Hello, I am trying to rotate a particle set by 120 degrees (2.0944 radians) around psi (Z-axis). I thought this was going to be straightforward but it’s not.
This is the original map:
I used the built-in interactive shell to load the particle cs file (as dataset_path) and then edit the euler angles using the following commands:
eulers = particle_dataset.data[‘alignments3D/pose’]
new_eulers = eulers
new_eulers[:,2] = eulers[:,2] + 2.0944
particle_dataset.data[‘alignments3D/pose’] = new_eulers
Then, I saved the new cs file:
particle_dataset.to_file(dataset_path)
Then, I imported the new cs file and did a Homogeneous Reconstruction Only run. I expected that the map will now be rotated by 120 degrees around the Z-axis, but instead I get this:
Obviously, I’m missing something. Any guidance will be appreciated.
Owen
Hi @opornillos,
Great question. Since CryoSPARC stores orientations in axis-angle format, the correct transformation is a bit more complicated. You would have to take the alignments3D/pose
, convert the axis-angles to rotation matrices, then compose that with a 120º rotation matrix around z – but there’s an easier alternative.

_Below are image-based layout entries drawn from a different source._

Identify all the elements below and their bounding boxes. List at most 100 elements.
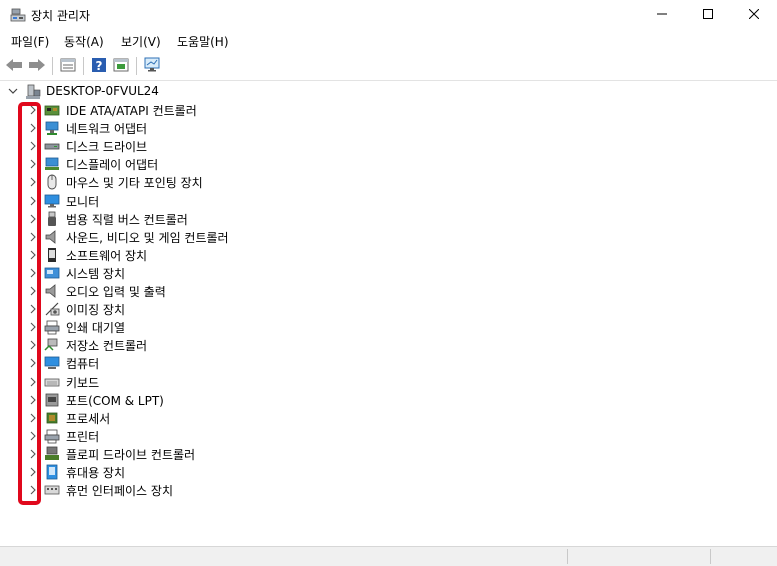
camera-icon xyxy=(44,301,60,317)
monitor-icon xyxy=(44,193,60,209)
toolbar-separator xyxy=(83,57,84,75)
toolbar: ? xyxy=(0,52,777,81)
tree-node-label: 오디오 입력 및 출력 xyxy=(66,285,166,299)
menu-action[interactable]: 동작(A) xyxy=(62,33,106,50)
tree-node-label: 저장소 컨트롤러 xyxy=(66,339,148,354)
tree-node-label: 이미징 장치 xyxy=(66,303,126,318)
tree-node[interactable]: 플로피 드라이브 컨트롤러 xyxy=(0,445,777,463)
display-adapter-icon xyxy=(44,156,60,172)
monitor-scan-icon xyxy=(143,57,161,76)
highlight-annotation xyxy=(18,102,41,505)
minimize-icon xyxy=(657,8,667,22)
tree-node[interactable]: 프로세서 xyxy=(0,409,777,427)
minimize-button[interactable] xyxy=(639,0,685,30)
print-queue-icon xyxy=(44,319,60,335)
tree-node-label: 시스템 장치 xyxy=(66,266,126,281)
status-bar xyxy=(0,546,777,566)
close-icon xyxy=(748,8,760,22)
tree-node[interactable]: 저장소 컨트롤러 xyxy=(0,336,777,354)
tree-node-label: 디스크 드라이브 xyxy=(66,140,148,155)
menu-view[interactable]: 보기(V) xyxy=(119,33,163,50)
tree-node-label: 휴먼 인터페이스 장치 xyxy=(66,484,173,499)
device-manager-icon xyxy=(10,8,26,24)
tree-node-label: 플로피 드라이브 컨트롤러 xyxy=(66,447,196,462)
tree-node[interactable]: 모니터 xyxy=(0,192,777,210)
tree-node-label: 프로세서 xyxy=(66,411,111,426)
menu-bar: 파일(F) 동작(A) 보기(V) 도움말(H) xyxy=(0,30,777,52)
tree-node-label: 모니터 xyxy=(66,194,100,209)
device-tree: DESKTOP-0FVUL24 IDE ATA/ATAPI 컨트롤러네트워크 어… xyxy=(0,81,777,546)
status-separator xyxy=(567,549,568,564)
chevron-down-icon[interactable] xyxy=(7,85,19,97)
hid-icon xyxy=(44,482,60,498)
tree-node-label: 휴대용 장치 xyxy=(66,466,126,480)
tree-node[interactable]: 오디오 입력 및 출력 xyxy=(0,282,777,300)
tree-node-label: 소프트웨어 장치 xyxy=(66,248,148,263)
tree-node[interactable]: IDE ATA/ATAPI 컨트롤러 xyxy=(0,101,777,119)
status-separator xyxy=(710,549,711,564)
audio-io-icon xyxy=(44,283,60,299)
port-icon xyxy=(44,392,60,408)
portable-device-icon xyxy=(44,464,60,480)
back-button[interactable] xyxy=(4,56,24,76)
tree-node[interactable]: 프린터 xyxy=(0,427,777,445)
computer-icon xyxy=(44,355,60,371)
menu-help[interactable]: 도움말(H) xyxy=(175,33,231,50)
tree-node[interactable]: 시스템 장치 xyxy=(0,264,777,282)
tree-node[interactable]: 휴대용 장치 xyxy=(0,463,777,481)
storage-controller-icon xyxy=(44,337,60,353)
keyboard-icon xyxy=(44,374,60,390)
tree-node[interactable]: 휴먼 인터페이스 장치 xyxy=(0,481,777,499)
tree-node[interactable]: 컴퓨터 xyxy=(0,354,777,372)
tree-node[interactable]: 포트(COM & LPT) xyxy=(0,391,777,409)
forward-arrow-icon xyxy=(28,58,46,75)
maximize-icon xyxy=(703,8,713,22)
scan-hardware-button[interactable] xyxy=(142,56,162,76)
tree-node[interactable]: 사운드, 비디오 및 게임 컨트롤러 xyxy=(0,228,777,246)
toolbar-separator xyxy=(136,57,137,75)
tree-node-label: 사운드, 비디오 및 게임 컨트롤러 xyxy=(66,230,229,245)
tree-node-label: 디스플레이 어댑터 xyxy=(66,158,159,173)
tree-node[interactable]: 디스크 드라이브 xyxy=(0,137,777,155)
computer-icon xyxy=(25,84,41,100)
help-button[interactable]: ? xyxy=(89,56,109,76)
tree-node-label: 인쇄 대기열 xyxy=(66,321,126,336)
tree-node[interactable]: 마우스 및 기타 포인팅 장치 xyxy=(0,173,777,191)
tree-node-label: 컴퓨터 xyxy=(66,357,100,372)
tree-node[interactable]: 네트워크 어댑터 xyxy=(0,119,777,137)
forward-button[interactable] xyxy=(27,56,47,76)
tree-node[interactable]: 소프트웨어 장치 xyxy=(0,246,777,264)
menu-file[interactable]: 파일(F) xyxy=(9,33,51,50)
tree-node-label: 프린터 xyxy=(66,429,100,444)
window-title: 장치 관리자 xyxy=(31,9,91,23)
tree-node[interactable]: 키보드 xyxy=(0,373,777,391)
printer-icon xyxy=(44,428,60,444)
disk-drive-icon xyxy=(44,138,60,154)
toolbar-separator xyxy=(52,57,53,75)
tree-node-label: IDE ATA/ATAPI 컨트롤러 xyxy=(66,104,197,118)
tree-node-label: 네트워크 어댑터 xyxy=(66,122,148,137)
action-view-button[interactable] xyxy=(111,56,131,76)
mouse-icon xyxy=(44,174,60,190)
system-device-icon xyxy=(44,265,60,281)
svg-text:?: ? xyxy=(96,59,103,73)
speaker-icon xyxy=(44,229,60,245)
tree-node[interactable]: 범용 직렬 버스 컨트롤러 xyxy=(0,210,777,228)
computer-name: DESKTOP-0FVUL24 xyxy=(46,84,159,98)
close-button[interactable] xyxy=(731,0,777,30)
back-arrow-icon xyxy=(5,58,23,75)
help-icon: ? xyxy=(91,57,107,76)
tree-node[interactable]: 이미징 장치 xyxy=(0,300,777,318)
tree-node-label: 마우스 및 기타 포인팅 장치 xyxy=(66,176,203,191)
ide-controller-icon xyxy=(44,102,60,118)
tree-node[interactable]: 인쇄 대기열 xyxy=(0,318,777,336)
network-adapter-icon xyxy=(44,120,60,136)
maximize-button[interactable] xyxy=(685,0,731,30)
tree-root-node[interactable]: DESKTOP-0FVUL24 xyxy=(0,83,777,101)
properties-button[interactable] xyxy=(58,56,78,76)
title-bar: 장치 관리자 xyxy=(0,0,777,30)
tree-node-label: 키보드 xyxy=(66,375,100,390)
tree-node[interactable]: 디스플레이 어댑터 xyxy=(0,155,777,173)
tree-node-label: 포트(COM & LPT) xyxy=(66,393,164,408)
tree-node-label: 범용 직렬 버스 컨트롤러 xyxy=(66,212,188,227)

If you instead take the particles and pass them through a symmetry expansion job with C3 specified, then you will end up with a dataset of 3x the original size. Each particle will be rotated by 0º, 120º, and 240º, and each of these copies saved as a new particle. The sym_expand/idx
field (with values 0, 1, or 2) will differentiate between the three. I don’t know the exact mapping between idx
and the applied rotation angle, but idx
of 0 should correspond to the 0º rotation, so you’re interested in the subset of the dataset with idx
of either 1 or 2. You then have to subset the dataset by selecting only the particles with the desired idx: you can use the following snippet to do that:
from cryosparc_compute import dataset
Then load your symmetry expanded dataset (particle_dataset
) and subset using:
new_dataset = particle_dataset.subset_query(lambda p : p['sym_expand/idx'] == 1) # or 2
Then save to disk and import the new cs file (can be done using Import Result Group).
Check out this thread for a similar request.
Best,
Michael
3 Likes
Hi @mmclean,
Thanks so much! This is exactly what I needed to do.